The purpose of this study was to explore whether methods adapted from oncology pharmacological trials have utility in reporting adherence (tolerability) of exercise treatment in cancer.Methods
Using a retrospective analysis of a randomized trial, 25 prostate cancer patients received an aerobic training regimen of 72 supervised treadmill walking sessions delivered thrice weekly between 55% and 100% of exercise capacity for 24 consecutive weeks.
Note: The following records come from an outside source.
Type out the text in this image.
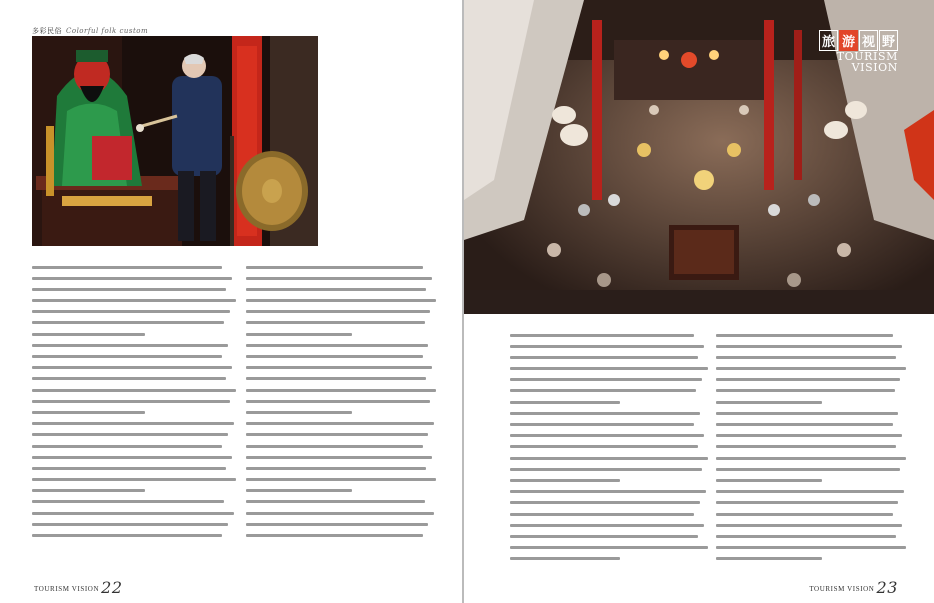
多彩民俗 Colorful folk custom
TOURISM VISION 22
旅 游 视 野
TOURISM
VISION
TOURISM VISION 23
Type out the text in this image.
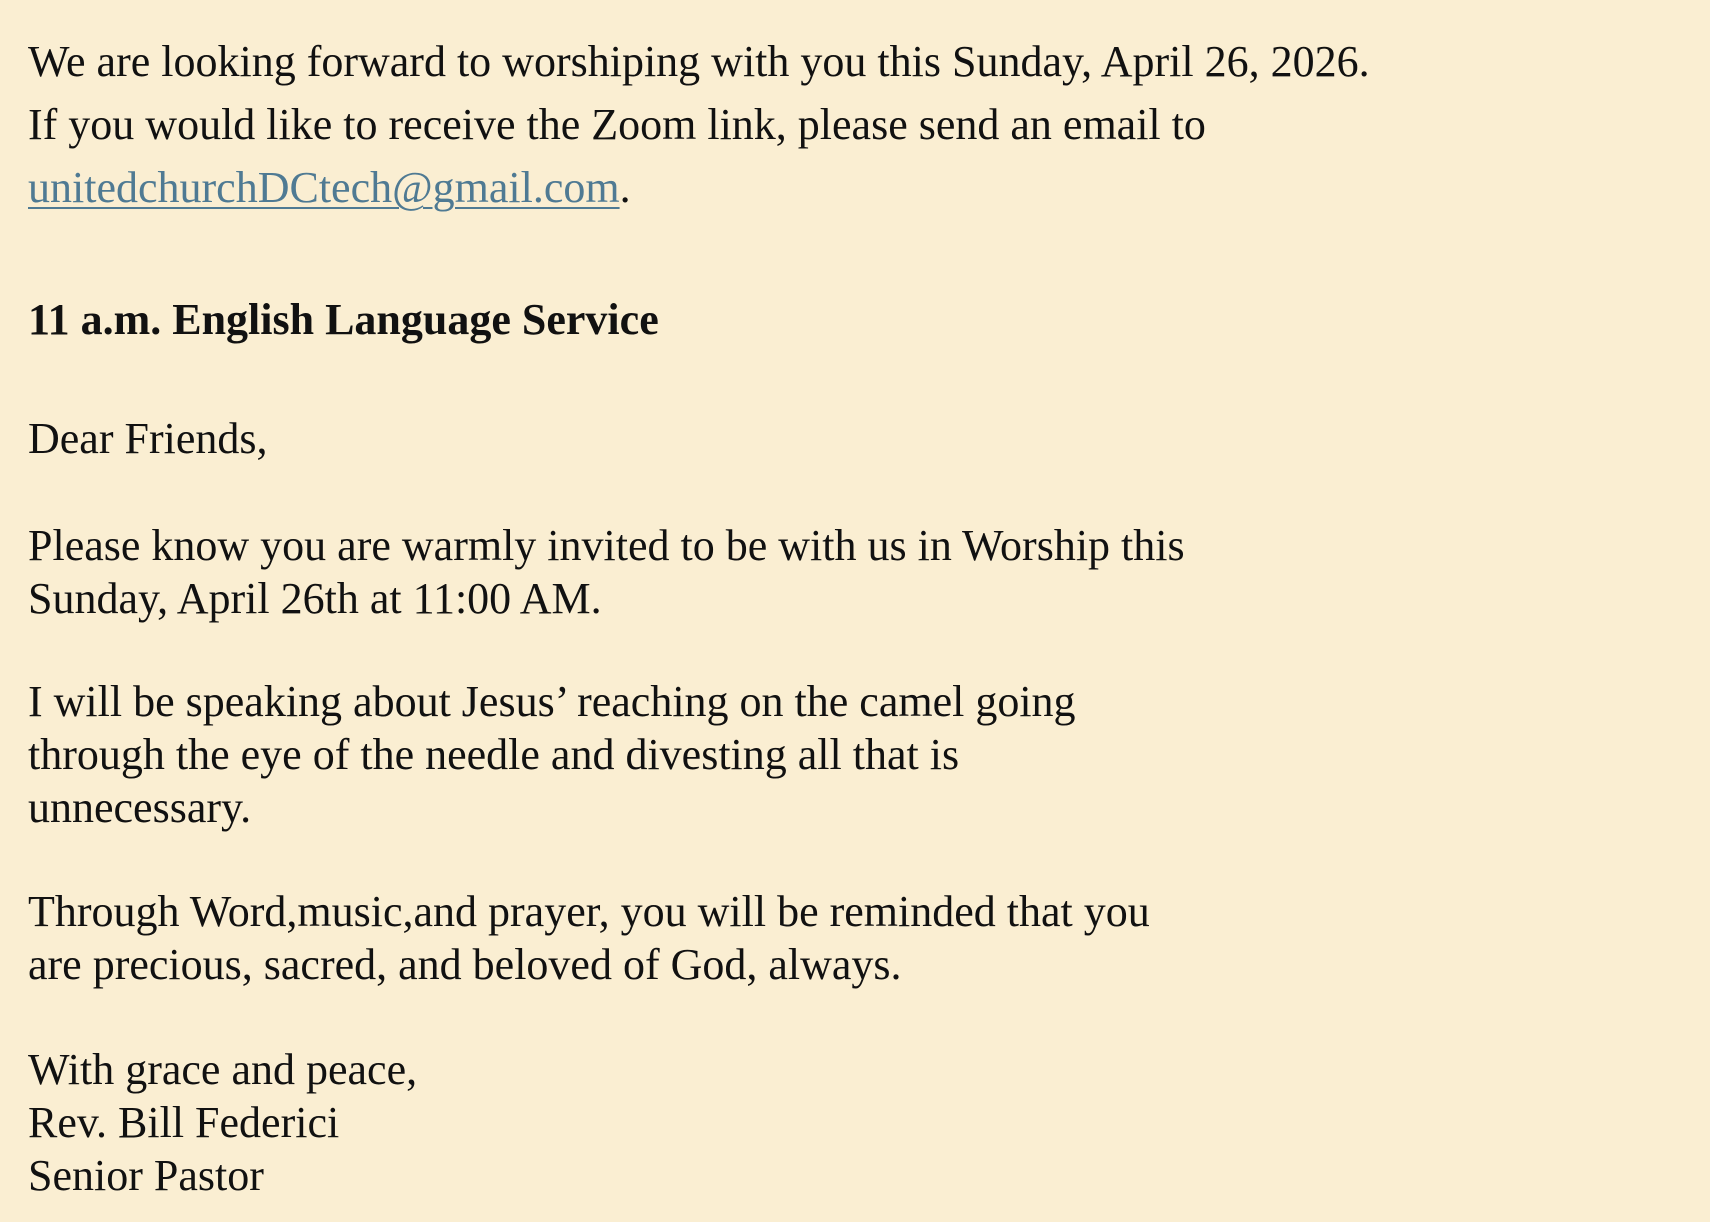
We are looking forward to worshiping with you this Sunday, April 26, 2026.
If you would like to receive the Zoom link, please send an email to
unitedchurchDCtech@gmail.com.
11 a.m. English Language Service
Dear Friends,
Please know you are warmly invited to be with us in Worship this
Sunday, April 26th at 11:00 AM.
I will be speaking about Jesus’ reaching on the camel going
through the eye of the needle and divesting all that is
unnecessary.
Through Word,music,and prayer, you will be reminded that you
are precious, sacred, and beloved of God, always.
With grace and peace,
Rev. Bill Federici
Senior Pastor
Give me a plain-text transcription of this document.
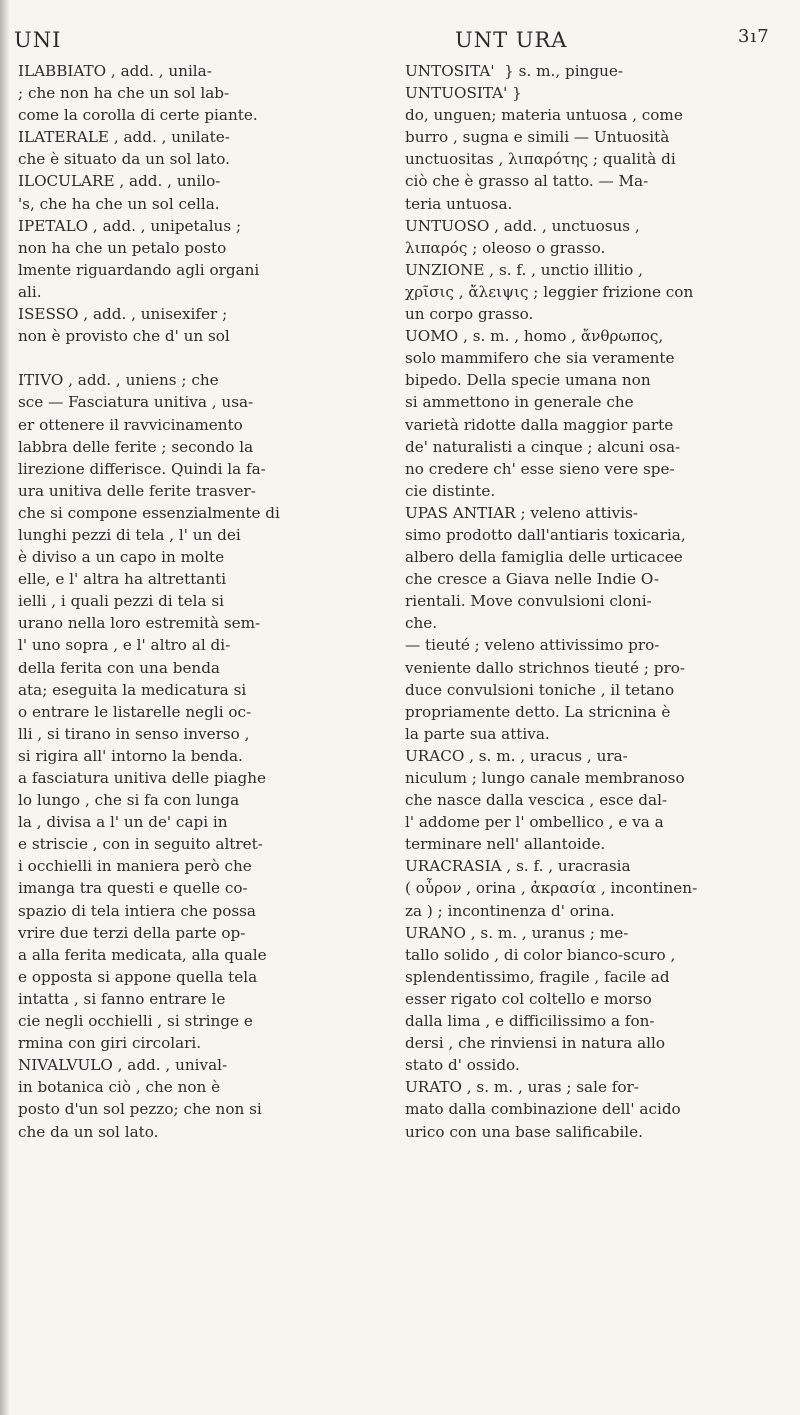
UNI	UNT URA	3ı7
ILABBIATO , add. , unila-
; che non ha che un sol lab-
come la corolla di certe piante.
ILATERALE , add. , unilate-
che è situato da un sol lato.
ILOCULARE , add. , unilo-
's, che ha che un sol cella.
IPETALO , add. , unipetalus ;
non ha che un petalo posto
lmente riguardando agli organi
ali.
ISESSO , add. , unisexifer ;
non è provisto che d' un sol
ITIVO , add. , uniens ; che
sce — Fasciatura unitiva , usa-
er ottenere il ravvicinamento
labbra delle ferite ; secondo la
lirezione differisce. Quindi la fa-
ura unitiva delle ferite trasver-
che si compone essenzialmente di
lunghi pezzi di tela , l' un dei
è diviso a un capo in molte
elle, e l' altra ha altrettanti
ielli , i quali pezzi di tela si
urano nella loro estremità sem-
l' uno sopra , e l' altro al di-
della ferita con una benda
ata; eseguita la medicatura si
o entrare le listarelle negli oc-
lli , si tirano in senso inverso ,
si rigira all' intorno la benda.
a fasciatura unitiva delle piaghe
lo lungo , che si fa con lunga
la , divisa a l' un de' capi in
e striscie , con in seguito altret-
i occhielli in maniera però che
imanga tra questi e quelle co-
spazio di tela intiera che possa
vrire due terzi della parte op-
a alla ferita medicata, alla quale
e opposta si appone quella tela
intatta , si fanno entrare le
cie negli occhielli , si stringe e
rmina con giri circolari.
NIVALVULO , add. , unival-
in botanica ciò , che non è
posto d'un sol pezzo; che non si
che da un sol lato.
UNTOSITA'  } s. m., pingue-
UNTUOSITA' }
do, unguen; materia untuosa , come
burro , sugna e simili — Untuosità
unctuositas , λιπαρότης ; qualità di
ciò che è grasso al tatto. — Ma-
teria untuosa.
UNTUOSO , add. , unctuosus ,
λιπαρός ; oleoso o grasso.
UNZIONE , s. f. , unctio illitio ,
χρῖσις , ἄλειψις ; leggier frizione con
un corpo grasso.
UOMO , s. m. , homo , ἄνθρωπος,
solo mammifero che sia veramente
bipedo. Della specie umana non
si ammettono in generale che
varietà ridotte dalla maggior parte
de' naturalisti a cinque ; alcuni osa-
no credere ch' esse sieno vere spe-
cie distinte.
UPAS ANTIAR ; veleno attivis-
simo prodotto dall'antiaris toxicaria,
albero della famiglia delle urticacee
che cresce a Giava nelle Indie O-
rientali. Move convulsioni cloni-
che.
— tieuté ; veleno attivissimo pro-
veniente dallo strichnos tieuté ; pro-
duce convulsioni toniche , il tetano
propriamente detto. La stricnina è
la parte sua attiva.
URACO , s. m. , uracus , ura-
niculum ; lungo canale membranoso
che nasce dalla vescica , esce dal-
l' addome per l' ombellico , e va a
terminare nell' allantoide.
URACRASIA , s. f. , uracrasia
( οὖρον , orina , ἀκρασία , incontinen-
za ) ; incontinenza d' orina.
URANO , s. m. , uranus ; me-
tallo solido , di color bianco-scuro ,
splendentissimo, fragile , facile ad
esser rigato col coltello e morso
dalla lima , e difficilissimo a fon-
dersi , che rinviensi in natura allo
stato d' ossido.
URATO , s. m. , uras ; sale for-
mato dalla combinazione dell' acido
urico con una base salificabile.
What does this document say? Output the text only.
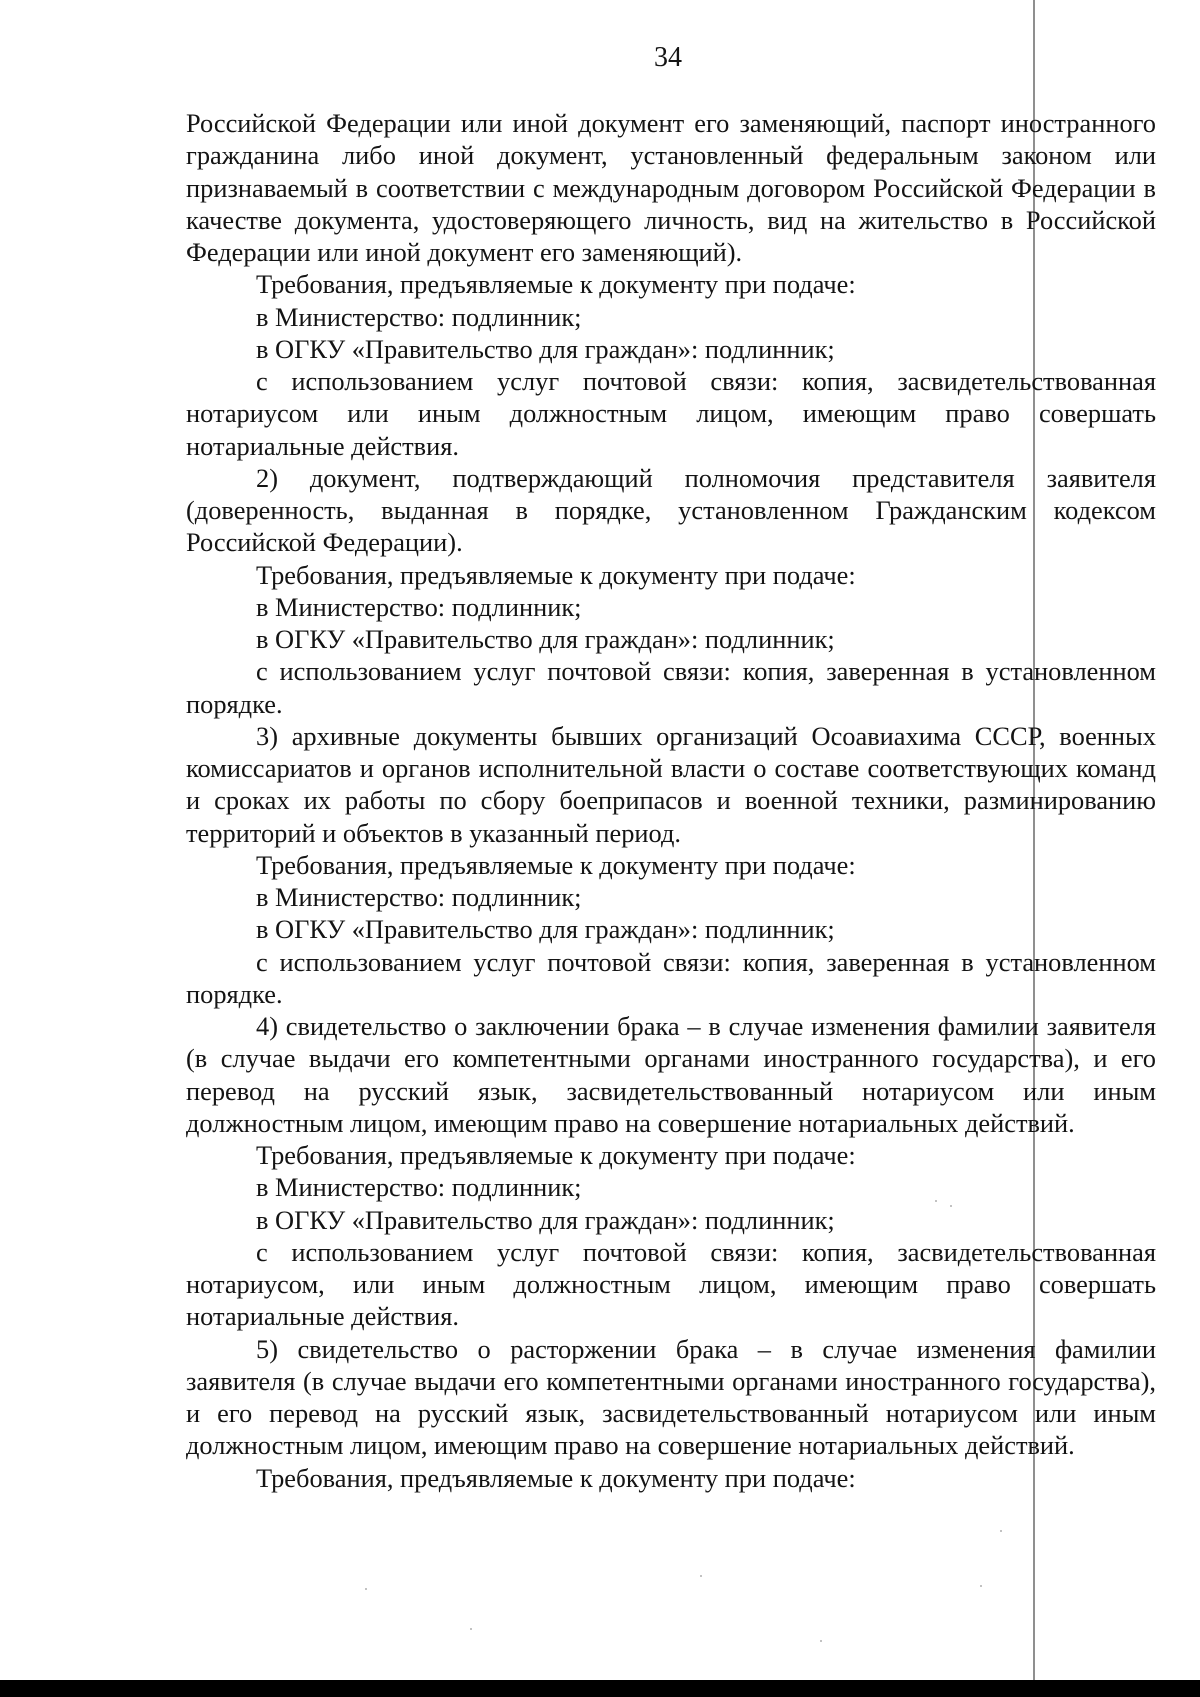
34

Российской Федерации или иной документ его заменяющий, паспорт иностранного гражданина либо иной документ, установленный федеральным законом или признаваемый в соответствии с международным договором Российской Федерации в качестве документа, удостоверяющего личность, вид на жительство в Российской Федерации или иной документ его заменяющий).

Требования, предъявляемые к документу при подаче:

в Министерство: подлинник;

в ОГКУ «Правительство для граждан»: подлинник;

с использованием услуг почтовой связи: копия, засвидетельствованная нотариусом или иным должностным лицом, имеющим право совершать нотариальные действия.

2) документ, подтверждающий полномочия представителя заявителя (доверенность, выданная в порядке, установленном Гражданским кодексом Российской Федерации).

Требования, предъявляемые к документу при подаче:

в Министерство: подлинник;

в ОГКУ «Правительство для граждан»: подлинник;

с использованием услуг почтовой связи: копия, заверенная в установленном порядке.

3) архивные документы бывших организаций Осоавиахима СССР, военных комиссариатов и органов исполнительной власти о составе соответствующих команд и сроках их работы по сбору боеприпасов и военной техники, разминированию территорий и объектов в указанный период.

Требования, предъявляемые к документу при подаче:

в Министерство: подлинник;

в ОГКУ «Правительство для граждан»: подлинник;

с использованием услуг почтовой связи: копия, заверенная в установленном порядке.

4) свидетельство о заключении брака – в случае изменения фамилии заявителя (в случае выдачи его компетентными органами иностранного государства), и его перевод на русский язык, засвидетельствованный нотариусом или иным должностным лицом, имеющим право на совершение нотариальных действий.

Требования, предъявляемые к документу при подаче:

в Министерство: подлинник;

в ОГКУ «Правительство для граждан»: подлинник;

с использованием услуг почтовой связи: копия, засвидетельствованная нотариусом, или иным должностным лицом, имеющим право совершать нотариальные действия.

5) свидетельство о расторжении брака – в случае изменения фамилии заявителя (в случае выдачи его компетентными органами иностранного государства), и его перевод на русский язык, засвидетельствованный нотариусом или иным должностным лицом, имеющим право на совершение нотариальных действий.

Требования, предъявляемые к документу при подаче:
Treatment adherence (tolerability) was assessed using conventional (lost to follow-up and attendance) and exploratory (e.g., permanent discontinuation, dose modification, and relative dose intensity) outcomes.Results
The mean total cumulative “planned” and “completed” dose was 200.7 ± 47.6 and 153.8 ± 68.8 MET·h, respectively, equating to a mean relative dose intensity of 77% ± 24%. Two patients (8%) were lost to follow-up, and mean attendance was 79%. A total of 6 (24%) of 25 patients permanently discontinued aerobic training before week 24. Aerobic training was interrupted (missing ≥3 consecutive sessions) or dose reduced in a total of 11 (44%) and 24 (96%) patients, respectively; a total 185 (10%) of 1800 training sessions required dose reduction owing to both health-related (all nonserious) and non–health-related adverse events. Eighteen (72%) patients required at least one session to be terminated early; a total of 59 (3%) sessions required early termination.Conclusions
Novel methods for the conduct and reporting of exercise treatment adherence and tolerability may provide important information beyond conventional metrics in patients with cancer.